The Minister for Housing James Browne, a Fianna Fáil TD, has also suggested that his department’s new guidelines – undermining the 5 percent policy – could be retrospectively applied to developments that had already been granted permission, Moriarty said.
“Are we aware of any notifications that we have received on that basis where our 5 percent will now no longer apply?” he asked.
Under the new Planning and Development Act, there is provision for a developer who hasn’t commenced works on an approved scheme to, in theory, amend the internal layout, Keaney said. “Now, that provision has yet to commence in legislation.”
It’s not operational, but there will be challenges around that, he said.
To date, Keaney said the council has approved just over 40,000 sqm of arts, community and cultural floorspace as part of planning applications. “Of that, a majority of it is within the Z14 lands.”
Going to planning is the easy part, he said. “The big challenge is around the delivery and the economic viability.”
The committee remained on the topic of cultural spaces after Keaney wrapped up his presentation.
Green Party councillors Donna Cooney and Janet Horner had put forward a motion, asking the council to consider purchasing Clonturk House and Cottrell Lodge in Drumcondra with a view to repurposing them as cultural buildings.
The two buildings and surrounding grounds were listed for sale by estate agents Knight Frank on 21 January, on MyHome.ie.
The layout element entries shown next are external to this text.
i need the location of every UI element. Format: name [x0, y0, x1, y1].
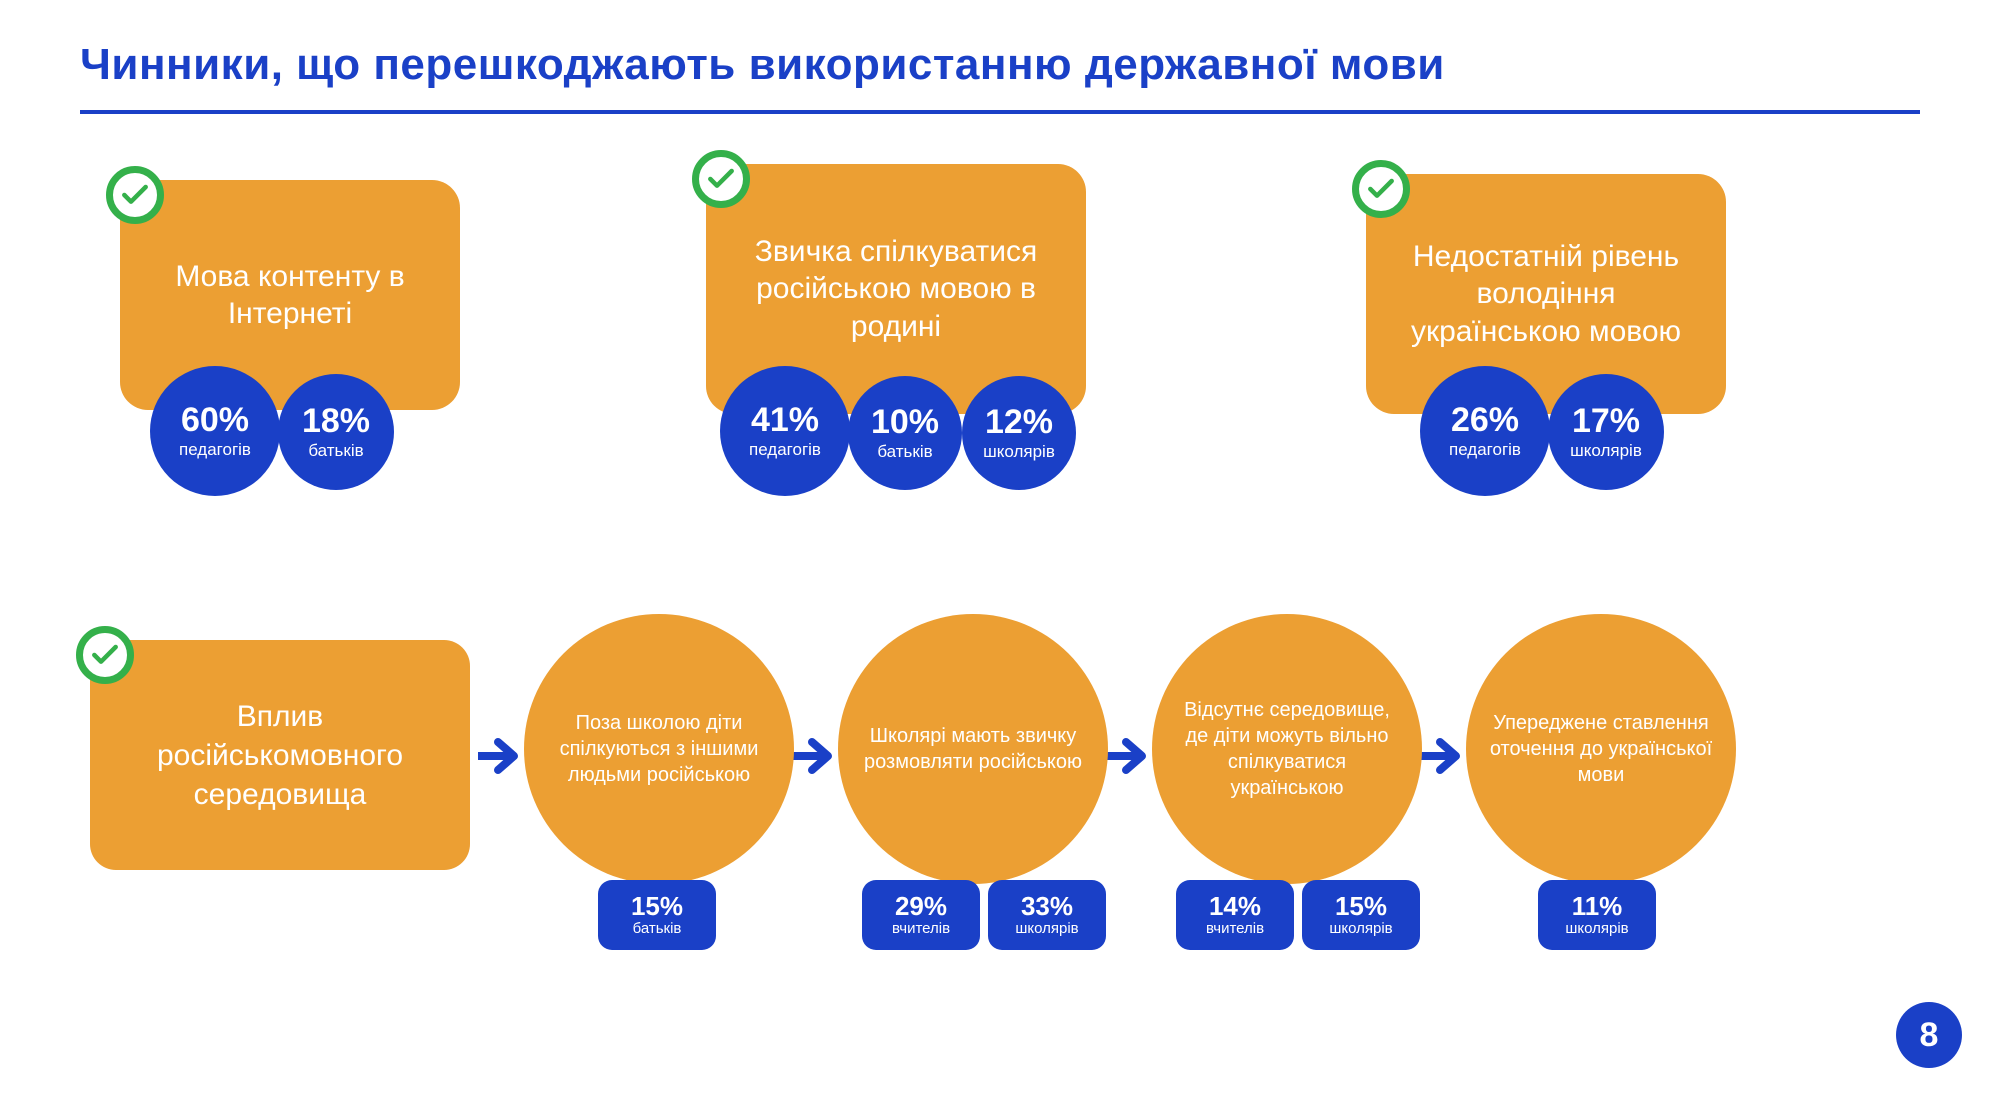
- stat-label: батьків: [633, 921, 682, 937]
- stat-value: 41%: [751, 403, 819, 439]
- stat-bubble: 60% педагогів: [150, 366, 280, 496]
- stat-label: педагогів: [179, 441, 251, 459]
- stat-bubble: 41% педагогів: [720, 366, 850, 496]
- factor-card-3-text: Недостатній рівень володіння українською…: [1396, 238, 1696, 351]
- check-icon: [106, 166, 164, 224]
- check-icon: [76, 626, 134, 684]
- stat-pill: 14% вчителів: [1176, 880, 1294, 950]
- stat-value: 33%: [1021, 893, 1073, 920]
- stat-value: 17%: [1572, 404, 1640, 440]
- stat-pill: 11% школярів: [1538, 880, 1656, 950]
- stat-value: 15%: [631, 893, 683, 920]
- stat-value: 12%: [985, 405, 1053, 441]
- flow-step-3: Відсутнє середовище, де діти можуть віль…: [1152, 614, 1422, 884]
- flow-step-2: Школярі мають звичку розмовляти російськ…: [838, 614, 1108, 884]
- flow-lead-text: Вплив російськомовного середовища: [90, 697, 470, 814]
- page-number-badge: 8: [1896, 1002, 1962, 1068]
- stat-label: батьків: [877, 443, 932, 461]
- stat-value: 60%: [181, 403, 249, 439]
- flow-step-3-text: Відсутнє середовище, де діти можуть віль…: [1152, 697, 1422, 801]
- stat-label: школярів: [1570, 442, 1642, 460]
- stat-bubble: 18% батьків: [278, 374, 394, 490]
- factor-card-2-text: Звичка спілкуватися російською мовою в р…: [736, 233, 1056, 346]
- factor-card-1-text: Мова контенту в Інтернеті: [150, 258, 430, 333]
- arrow-right-icon: [478, 736, 526, 776]
- factor-card-1: Мова контенту в Інтернеті: [120, 180, 460, 410]
- check-icon: [1352, 160, 1410, 218]
- stat-pill: 15% школярів: [1302, 880, 1420, 950]
- stat-value: 15%: [1335, 893, 1387, 920]
- stat-value: 11%: [1572, 893, 1623, 920]
- stat-value: 26%: [1451, 403, 1519, 439]
- stat-bubble: 10% батьків: [848, 376, 962, 490]
- stat-label: школярів: [1565, 921, 1628, 937]
- check-icon: [692, 150, 750, 208]
- stat-bubble: 12% школярів: [962, 376, 1076, 490]
- stat-label: школярів: [1329, 921, 1392, 937]
- title-underline: [80, 110, 1920, 114]
- stat-value: 18%: [302, 404, 370, 440]
- stat-pill: 33% школярів: [988, 880, 1106, 950]
- arrow-right-icon: [792, 736, 840, 776]
- stat-label: школярів: [1015, 921, 1078, 937]
- flow-step-1: Поза школою діти спілкуються з іншими лю…: [524, 614, 794, 884]
- arrow-right-icon: [1420, 736, 1468, 776]
- stat-pill: 29% вчителів: [862, 880, 980, 950]
- stat-value: 14%: [1209, 893, 1261, 920]
- flow-step-2-text: Школярі мають звичку розмовляти російськ…: [838, 723, 1108, 775]
- stat-label: школярів: [983, 443, 1055, 461]
- stat-pill: 15% батьків: [598, 880, 716, 950]
- stat-label: батьків: [308, 442, 363, 460]
- stat-value: 29%: [895, 893, 947, 920]
- page-title: Чинники, що перешкоджають використанню д…: [80, 40, 1445, 90]
- flow-step-1-text: Поза школою діти спілкуються з іншими лю…: [524, 710, 794, 788]
- arrow-right-icon: [1106, 736, 1154, 776]
- stat-label: вчителів: [892, 921, 950, 937]
- factor-card-3: Недостатній рівень володіння українською…: [1366, 174, 1726, 414]
- stat-bubble: 17% школярів: [1548, 374, 1664, 490]
- stat-label: педагогів: [749, 441, 821, 459]
- stat-value: 10%: [871, 405, 939, 441]
- flow-lead-card: Вплив російськомовного середовища: [90, 640, 470, 870]
- stat-bubble: 26% педагогів: [1420, 366, 1550, 496]
- flow-step-4: Упереджене ставлення оточення до українс…: [1466, 614, 1736, 884]
- stat-label: вчителів: [1206, 921, 1264, 937]
- stat-label: педагогів: [1449, 441, 1521, 459]
- flow-step-4-text: Упереджене ставлення оточення до українс…: [1466, 710, 1736, 788]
Clonturk House was built circa 1820 by the city architect, Cooney told the committee. “So there’s connections to Dublin City within that.”
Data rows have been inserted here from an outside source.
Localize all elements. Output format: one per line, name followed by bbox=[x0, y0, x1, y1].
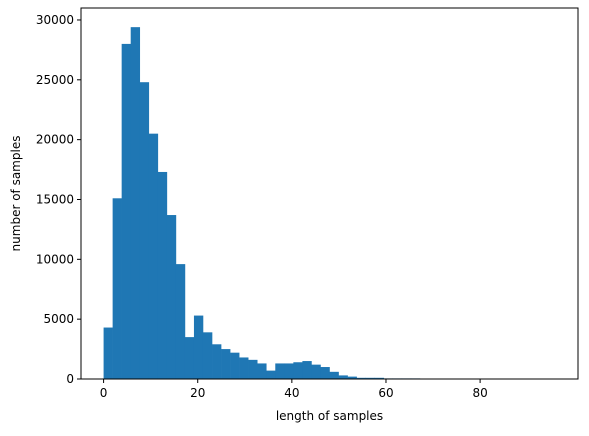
histogram-bar bbox=[302, 361, 311, 379]
histogram-bar bbox=[230, 353, 239, 379]
x-tick-label: 0 bbox=[100, 386, 108, 400]
histogram-bar bbox=[113, 198, 122, 379]
histogram-bar bbox=[339, 375, 348, 379]
histogram-bar bbox=[104, 328, 113, 379]
histogram-bar bbox=[158, 172, 167, 379]
y-axis-label: number of samples bbox=[9, 136, 23, 252]
histogram-bar bbox=[248, 360, 257, 379]
histogram-bar bbox=[275, 363, 284, 379]
x-tick-label: 80 bbox=[472, 386, 487, 400]
y-tick-label: 0 bbox=[66, 372, 74, 386]
histogram-bar bbox=[221, 349, 230, 379]
y-tick-label: 15000 bbox=[36, 192, 74, 206]
histogram-bar bbox=[122, 44, 131, 379]
x-tick-label: 40 bbox=[284, 386, 299, 400]
y-tick-label: 25000 bbox=[36, 73, 74, 87]
x-tick-label: 60 bbox=[378, 386, 393, 400]
histogram-bar bbox=[176, 264, 185, 379]
histogram-bar bbox=[257, 363, 266, 379]
histogram-bar bbox=[293, 362, 302, 379]
histogram-bar bbox=[320, 367, 329, 379]
histogram-bar bbox=[266, 371, 275, 379]
x-ticks-group: 0 20 40 60 80 bbox=[100, 379, 488, 400]
y-tick-label: 10000 bbox=[36, 252, 74, 266]
histogram-bar bbox=[194, 316, 203, 379]
histogram-bar bbox=[167, 215, 176, 379]
histogram-bar bbox=[185, 337, 194, 379]
histogram-bar bbox=[212, 344, 221, 379]
histogram-bar bbox=[131, 27, 140, 379]
x-tick-label: 20 bbox=[190, 386, 205, 400]
y-tick-label: 20000 bbox=[36, 133, 74, 147]
y-tick-label: 5000 bbox=[43, 312, 74, 326]
histogram-bar bbox=[203, 332, 212, 379]
histogram-bar bbox=[311, 365, 320, 379]
y-ticks-group: 0 5000 10000 15000 20000 25000 30000 bbox=[36, 13, 81, 386]
histogram-bar bbox=[239, 357, 248, 379]
histogram-bar bbox=[330, 372, 339, 379]
x-axis-label: length of samples bbox=[276, 409, 383, 423]
histogram-bar bbox=[284, 363, 293, 379]
histogram-bar bbox=[149, 134, 158, 379]
histogram-bar bbox=[140, 82, 149, 379]
y-tick-label: 30000 bbox=[36, 13, 74, 27]
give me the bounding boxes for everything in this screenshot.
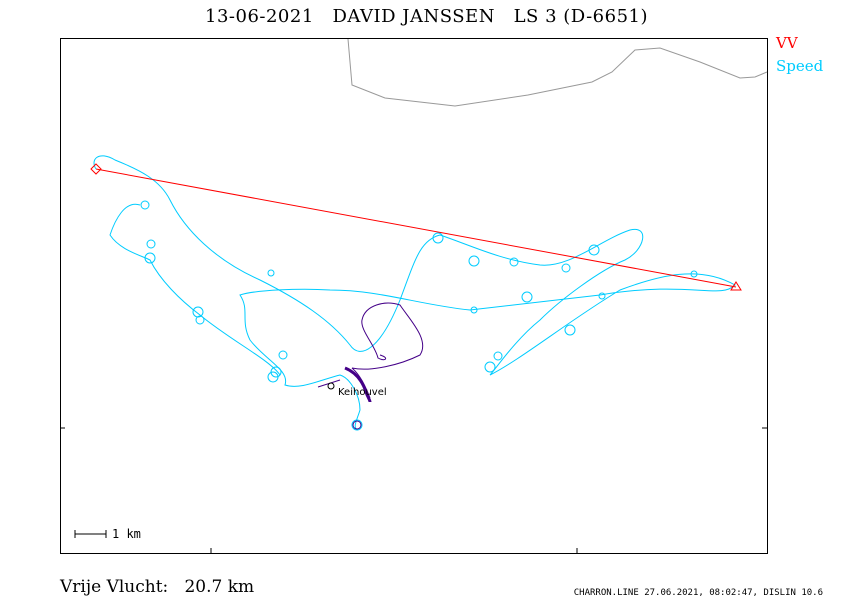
legend-vv: VV: [776, 34, 798, 52]
credits: CHARRON.LINE 27.06.2021, 08:02:47, DISLI…: [573, 588, 823, 598]
legend-speed: Speed: [776, 57, 824, 75]
plot-frame: [60, 38, 768, 554]
vv-line: [95, 168, 737, 288]
airfield-marker: [327, 382, 335, 390]
page-title: 13-06-2021 DAVID JANSSEN LS 3 (D-6651): [205, 6, 648, 27]
thermal-circles: [140, 200, 698, 431]
start-track: [351, 302, 424, 399]
start-track: [344, 366, 372, 403]
vv-start-marker: [90, 163, 102, 175]
flight-track: [109, 203, 281, 376]
vv-end-marker: [730, 281, 742, 291]
scale-bar: [74, 530, 107, 538]
free-flight-distance: Vrije Vlucht: 20.7 km: [60, 577, 255, 597]
flight-track: [93, 155, 736, 431]
scale-label: 1 km: [112, 527, 141, 541]
coastline: [347, 38, 768, 107]
airfield-label: Keihouvel: [338, 387, 387, 398]
start-track: [352, 420, 362, 430]
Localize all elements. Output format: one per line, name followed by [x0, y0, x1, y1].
The boundary walls around the house are also made from the balustrades that previously made up Carlisle Bridge, now O’Connell Bridge, she said.
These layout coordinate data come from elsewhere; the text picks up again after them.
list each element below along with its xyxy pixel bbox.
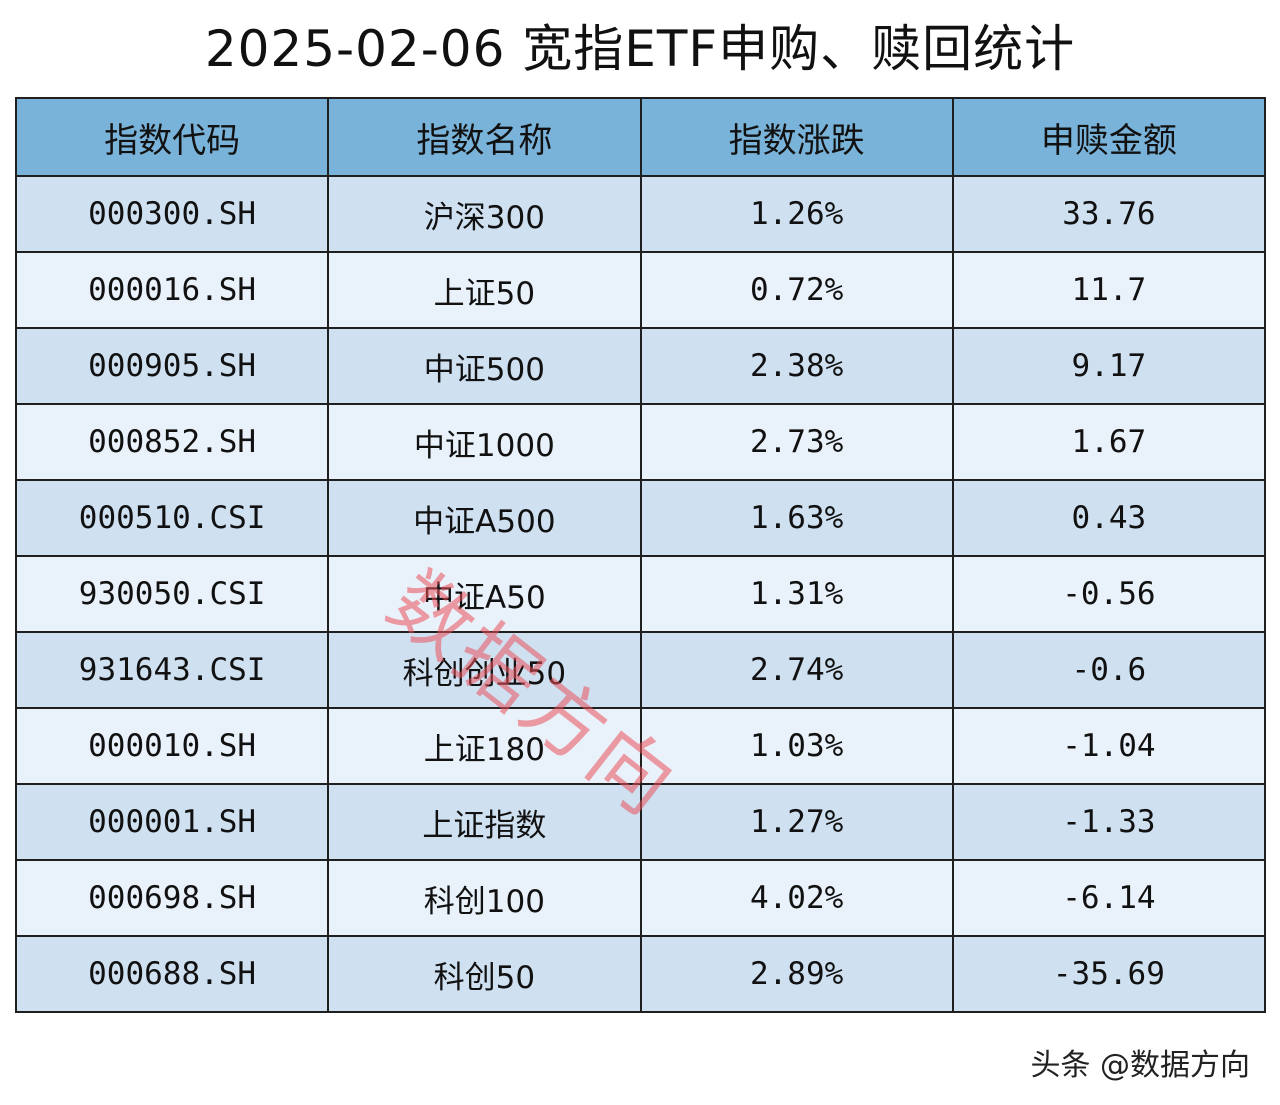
table-row: 931643.CSI 科创创业50 2.74% -0.6 — [14, 631, 1267, 709]
cell-change: 2.38% — [639, 327, 954, 405]
table-row: 000001.SH 上证指数 1.27% -1.33 — [14, 783, 1267, 861]
cell-amount: -6.14 — [951, 859, 1267, 937]
cell-amount: 33.76 — [951, 175, 1267, 253]
cell-name: 上证180 — [327, 707, 642, 785]
cell-amount: -1.33 — [951, 783, 1267, 861]
table-row: 930050.CSI 中证A50 1.31% -0.56 — [14, 555, 1267, 633]
cell-code: 000688.SH — [14, 935, 330, 1013]
cell-name: 中证A50 — [327, 555, 642, 633]
cell-amount: 0.43 — [951, 479, 1267, 557]
column-header-amount: 申赎金额 — [951, 97, 1267, 177]
cell-name: 上证指数 — [327, 783, 642, 861]
cell-amount: -0.56 — [951, 555, 1267, 633]
table-row: 000016.SH 上证50 0.72% 11.7 — [14, 251, 1267, 329]
table-row: 000852.SH 中证1000 2.73% 1.67 — [14, 403, 1267, 481]
column-header-change: 指数涨跌 — [639, 97, 954, 177]
cell-change: 2.74% — [639, 631, 954, 709]
cell-name: 科创创业50 — [327, 631, 642, 709]
cell-name: 科创50 — [327, 935, 642, 1013]
table-row: 000300.SH 沪深300 1.26% 33.76 — [14, 175, 1267, 253]
cell-amount: 11.7 — [951, 251, 1267, 329]
cell-change: 1.63% — [639, 479, 954, 557]
cell-amount: -0.6 — [951, 631, 1267, 709]
cell-name: 科创100 — [327, 859, 642, 937]
cell-code: 000852.SH — [14, 403, 330, 481]
etf-table: 指数代码 指数名称 指数涨跌 申赎金额 000300.SH 沪深300 1.26… — [14, 97, 1267, 1013]
cell-code: 000001.SH — [14, 783, 330, 861]
cell-amount: -35.69 — [951, 935, 1267, 1013]
table-header-row: 指数代码 指数名称 指数涨跌 申赎金额 — [14, 97, 1267, 177]
column-header-code: 指数代码 — [14, 97, 330, 177]
column-header-name: 指数名称 — [327, 97, 642, 177]
cell-code: 000300.SH — [14, 175, 330, 253]
cell-change: 1.26% — [639, 175, 954, 253]
cell-amount: 9.17 — [951, 327, 1267, 405]
cell-change: 0.72% — [639, 251, 954, 329]
cell-name: 中证A500 — [327, 479, 642, 557]
cell-amount: -1.04 — [951, 707, 1267, 785]
cell-code: 931643.CSI — [14, 631, 330, 709]
cell-change: 1.27% — [639, 783, 954, 861]
cell-code: 000010.SH — [14, 707, 330, 785]
cell-name: 沪深300 — [327, 175, 642, 253]
cell-change: 4.02% — [639, 859, 954, 937]
table-row: 000010.SH 上证180 1.03% -1.04 — [14, 707, 1267, 785]
table-row: 000510.CSI 中证A500 1.63% 0.43 — [14, 479, 1267, 557]
table-row: 000698.SH 科创100 4.02% -6.14 — [14, 859, 1267, 937]
cell-amount: 1.67 — [951, 403, 1267, 481]
cell-change: 1.03% — [639, 707, 954, 785]
cell-code: 930050.CSI — [14, 555, 330, 633]
footer-credit: 头条 @数据方向 — [1030, 1048, 1250, 1083]
cell-change: 1.31% — [639, 555, 954, 633]
cell-code: 000016.SH — [14, 251, 330, 329]
cell-code: 000510.CSI — [14, 479, 330, 557]
cell-name: 中证500 — [327, 327, 642, 405]
cell-name: 上证50 — [327, 251, 642, 329]
cell-name: 中证1000 — [327, 403, 642, 481]
table-row: 000688.SH 科创50 2.89% -35.69 — [14, 935, 1267, 1013]
page-title: 2025-02-06 宽指ETF申购、赎回统计 — [204, 20, 1076, 78]
cell-code: 000905.SH — [14, 327, 330, 405]
cell-code: 000698.SH — [14, 859, 330, 937]
cell-change: 2.73% — [639, 403, 954, 481]
table-row: 000905.SH 中证500 2.38% 9.17 — [14, 327, 1267, 405]
cell-change: 2.89% — [639, 935, 954, 1013]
Local Thomas Dudley, better known as Bang Bang, spent his final years in the care of the Rosminians at Clonturk House between 1977 and 1981.
The building has office rooms, approximately 16 ensuite bedrooms, a library and several communal living areas, according to the Knight Frank brochure.
Meanwhile, Cottrell Lodge, an adjacent two-storey block on the same grounds, dates to the 1980s and has about 10 bedrooms, the brochure says.
The site is zoned Z2, “Residential Neighbourhoods”, and could be used for housing, student accommodation, healthcare or education, the estate agent’s site says.
But there are a lot of high-density buildings in the area, and not a lot of cultural space, said Cooney.
David Dinnigan, the executive manager of the council’s Culture, Community, Leisure and Area Services Department, said the proposal wasn’t feasible.
His department doesn’t have the capacity at the moment to take on a project of this scale and cost, he said in a written report.
“The property in question is not in Council ownership and would require the council to compete in the open market to secure the property in a very short period of time,” Dinnegan wrote.
Bringing the properties up to code too would require multiples of the asking price, he said.
Owing to the 5 percent policy, a lot of cultural and community spaces are set to become available in the coming years, he said. “These will provide modern spaces that will not require such significant remedial investment and should be prioritised.”
While he ruled out the possibility of redeveloping Clonturk House, Dinnigan said the council also currently has a working group that is looking to open a new arts centre in the council’s administrative North Central Area.
That group is working on two specific schemes, he said. “One of them is on the Oscar Traynor Road which is going to offer absolutely amazing potential for sport, community and the arts.”
They are looking into how that site can be developed at present, he said.
Cooney, as a member of the working group, said it was the first she had heard about this potential new site on the Oscar Traynor Road. “I’m glad to hear that there’s something in the possible pipeworks.”